Trump is more normal, more American, than we admit. He’s the hyper-American, unbridled by pretensions of pluralism or the manners and polish of colonnaded Washington, which have always been stage decoration to buffer the naked exercise of power anyway. Trump is more comfortable naked. He’s no fantasy. But he makes the American desire to live a fantasy entirely divorced from financial, moral, communal or global responsibilities possible. Watching and hearing him is repelling the way watching demagogues is always repelling (and fascinating) and in some regards dangerous, because he’s ignorant to an extent unseen in that office: that too is a form of literal exceptionalism.
But his dissociation from reality isn’t alien to most Americans familiar and comfortable in what Kurt Andersen calls “Fantasyland” in his latest book: “America was created by true believers and passionate dreamers, by hucksters and their suckers—which over the course of four centuries has made us susceptible to fantasy, as epitomized by everything from Salem hunting witches to Joseph Smith creating Mormonism, from P. T. Barnum to Henry David Thoreau to speaking in tongues, from Hollywood to Scientology to conspiracy theories, from Walt Disney to Billy Graham to Ronald Reagan to Oprah Winfrey to Donald Trump. In other words: mix epic individualism with extreme religion; mix show business with everything else; let all that steep and simmer for a few centuries; run it through the anything-goes 1960s and the Internet age; the result is the America we inhabit today, where reality and fantasy are weirdly and dangerously blurred and commingled.”

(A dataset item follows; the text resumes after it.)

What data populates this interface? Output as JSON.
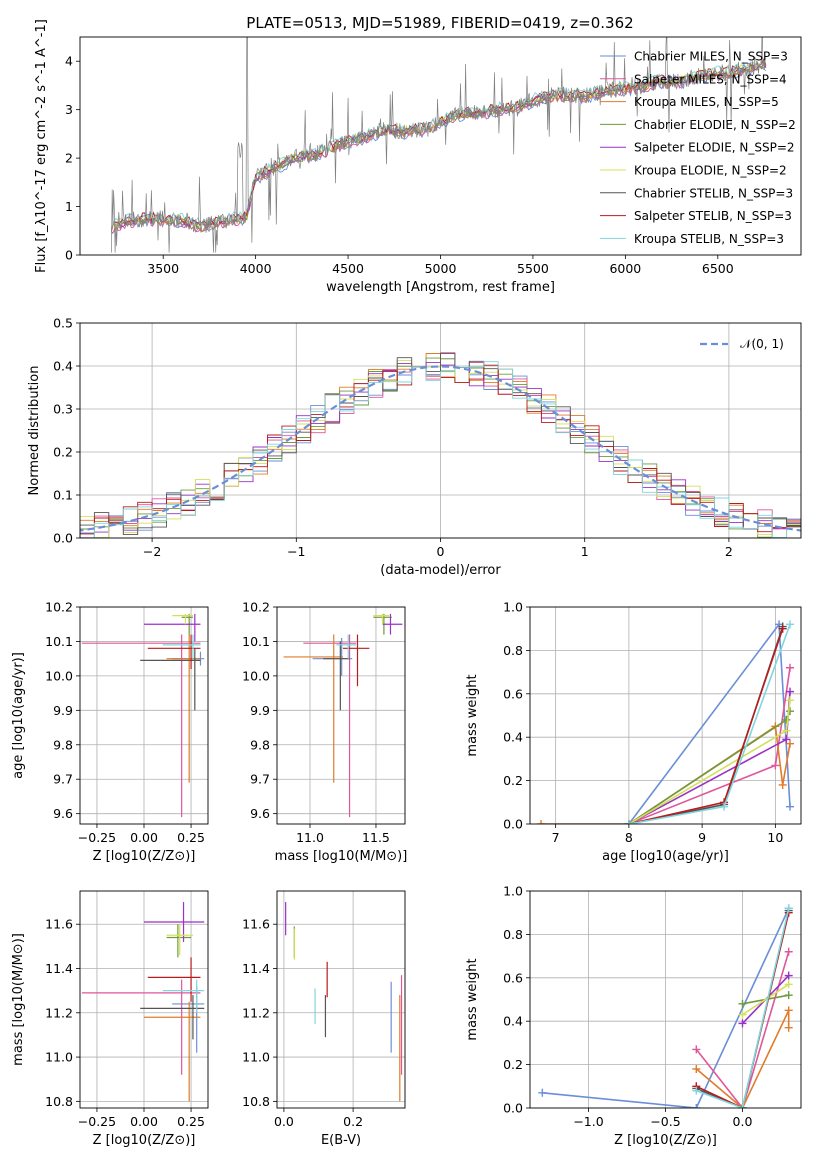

Then even Andersen falls for the Times trap of that dreamy headline: “I hope we’re only on a long temporary detour, that we’ll manage somehow to get back on track,” he writes, putting out a wish that contradicts the evidence of 400 pages to follow. We’re not on a detour. This is it, Jack. Kerouac is the fantasy. Trump is the real deal, though not, to be sure, in the way most people who wear his “Make America Great Again” caps and suck at the tits of his neo-fascism understand “real deal.”
The day after that wishful headline about the four Republican musketeers the Times, hungover, ran a corrective story more accurately headlined “GOP Becomes Party of Trump, and Critics Give In or Give Up.” That’s more like it. In other words, “Everything is pointless.” To drill home the point for liberal meatheads like me, it ran another story almost as prominently demolishing the myth that John Kelly, the chief of staff once imagined to be a glimmer of moral conscience, is just another hack. Resistance is futile.
There may well be a time to love, a time to laugh, a time to make peace, dance and heal. But this is most definitely a time to weep, a time to mourn, a time of hate, and yes, a time to gather stones.